Em manifesto com 56 assinaturas protocolado junto à Prefeitura de Botucatu e à Subseção local da OAB, a AMAC1 pede mesa de mediação envolvendo Judiciário, Ministério Público, Defensoria Pública, administradora e moradores, além de suspensão temporária das execuções, auditoria independente das contas da gestão anterior e um programa de negociação coletiva compatível com a renda das famílias.

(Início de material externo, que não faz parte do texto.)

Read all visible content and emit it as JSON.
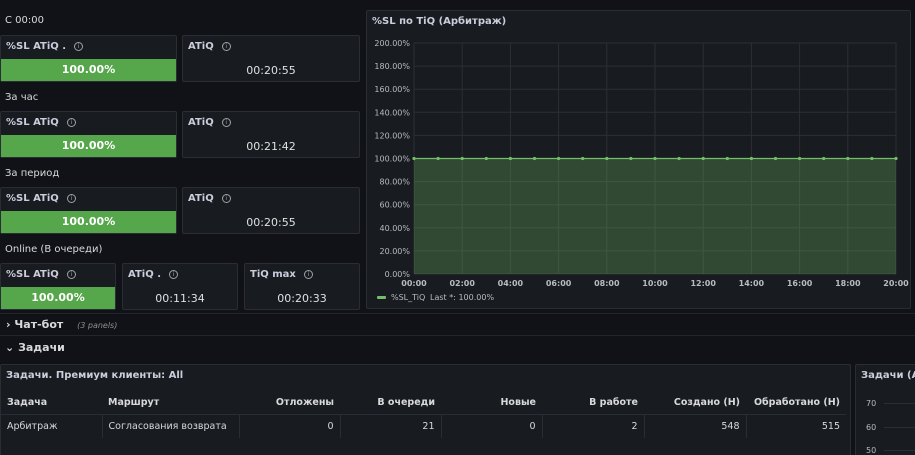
{
  "sections": {
    "since_midnight": "С 00:00",
    "per_hour": "За час",
    "per_period": "За период",
    "online": "Online (В очереди)"
  },
  "block1": {
    "sl_title": "%SL ATiQ .",
    "sl_value": "100.00%",
    "sl_fill": 1.0,
    "atiq_title": "ATiQ",
    "atiq_value": "00:20:55"
  },
  "block2": {
    "sl_title": "%SL ATiQ",
    "sl_value": "100.00%",
    "sl_fill": 1.0,
    "atiq_title": "ATiQ",
    "atiq_value": "00:21:42"
  },
  "block3": {
    "sl_title": "%SL ATiQ",
    "sl_value": "100.00%",
    "sl_fill": 1.0,
    "atiq_title": "ATiQ",
    "atiq_value": "00:20:55"
  },
  "block4": {
    "sl_title": "%SL ATiQ",
    "sl_value": "100.00%",
    "sl_fill": 1.0,
    "atiq_title": "ATiQ .",
    "atiq_value": "00:11:34",
    "tiq_title": "TiQ max",
    "tiq_value": "00:20:33"
  },
  "info_glyph": "i",
  "rows": {
    "chatbot": {
      "arrow": "›",
      "label": "Чат-бот",
      "sub": "(3 panels)"
    },
    "tasks": {
      "arrow": "⌄",
      "label": "Задачи"
    }
  },
  "chart_panel": {
    "title": "%SL по TiQ (Арбитраж)"
  },
  "chart_data": {
    "type": "area",
    "title": "%SL по TiQ (Арбитраж)",
    "x_ticks": [
      "00:00",
      "02:00",
      "04:00",
      "06:00",
      "08:00",
      "10:00",
      "12:00",
      "14:00",
      "16:00",
      "18:00",
      "20:00"
    ],
    "y_ticks": [
      "0.00%",
      "20.00%",
      "40.00%",
      "60.00%",
      "80.00%",
      "100.00%",
      "120.00%",
      "140.00%",
      "160.00%",
      "180.00%",
      "200.00%"
    ],
    "ylim": [
      0,
      200
    ],
    "xlim_hours": [
      0,
      20
    ],
    "series": [
      {
        "name": "%SL_TiQ",
        "color": "#73bf69",
        "x_hours": [
          0,
          1,
          2,
          3,
          4,
          5,
          6,
          7,
          8,
          9,
          10,
          11,
          12,
          13,
          14,
          15,
          16,
          17,
          18,
          19,
          20
        ],
        "values": [
          100,
          100,
          100,
          100,
          100,
          100,
          100,
          100,
          100,
          100,
          100,
          100,
          100,
          100,
          100,
          100,
          100,
          100,
          100,
          100,
          100
        ]
      }
    ],
    "legend": {
      "name": "%SL_TiQ",
      "stat": "Last *: 100.00%",
      "placement": "bottom-left"
    },
    "grid": true
  },
  "table_panel": {
    "title": "Задачи. Премиум клиенты: All",
    "columns": [
      "Задача",
      "Маршрут",
      "Отложены",
      "В очереди",
      "Новые",
      "В работе",
      "Создано (Н)",
      "Обработано (Н)"
    ],
    "rows": [
      [
        "Арбитраж",
        "Согласования возврата",
        "0",
        "21",
        "0",
        "2",
        "548",
        "515"
      ]
    ]
  },
  "right_panel": {
    "title": "Задачи (Ар",
    "y_ticks": [
      "70",
      "60",
      "50"
    ]
  }
}
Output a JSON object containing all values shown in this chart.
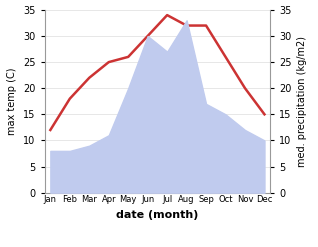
{
  "months": [
    "Jan",
    "Feb",
    "Mar",
    "Apr",
    "May",
    "Jun",
    "Jul",
    "Aug",
    "Sep",
    "Oct",
    "Nov",
    "Dec"
  ],
  "temp": [
    12,
    18,
    22,
    25,
    26,
    30,
    34,
    32,
    32,
    26,
    20,
    15
  ],
  "precip": [
    8,
    8,
    9,
    11,
    20,
    30,
    27,
    33,
    17,
    15,
    12,
    10
  ],
  "temp_color": "#cc3333",
  "precip_color": "#c0cbee",
  "xlabel": "date (month)",
  "ylabel_left": "max temp (C)",
  "ylabel_right": "med. precipitation (kg/m2)",
  "ylim": [
    0,
    35
  ],
  "yticks": [
    0,
    5,
    10,
    15,
    20,
    25,
    30,
    35
  ],
  "bg_color": "#ffffff",
  "spine_color": "#999999",
  "grid_color": "#dddddd"
}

Procurada pela reportagem, a administradora contesta pontos centrais do relato. Segundo a empresa, os balancetes sempre estiveram disponíveis e são assinados pelo Conselho, e os serviços essenciais nunca deixaram de ser prestados, com registros fotográficos como comprovação. A empresa atribui parte da deterioração das áreas comuns a vandalismo recorrente, citando a troca mensal de cerca de 40 lâmpadas e furtos de fiação e extintores. Afirma que a taxa de R$ 135 nunca foi reajustada desde a entrega das unidades, a mais baixa entre os quatro residenciais Cachoeirinha, e que as garantidoras são contratadas pelo síndico, atuando de forma independente. Sobre os débitos de até R$ 25 mil, orienta que os moradores negociem diretamente com a garantidora responsável por cada contrato.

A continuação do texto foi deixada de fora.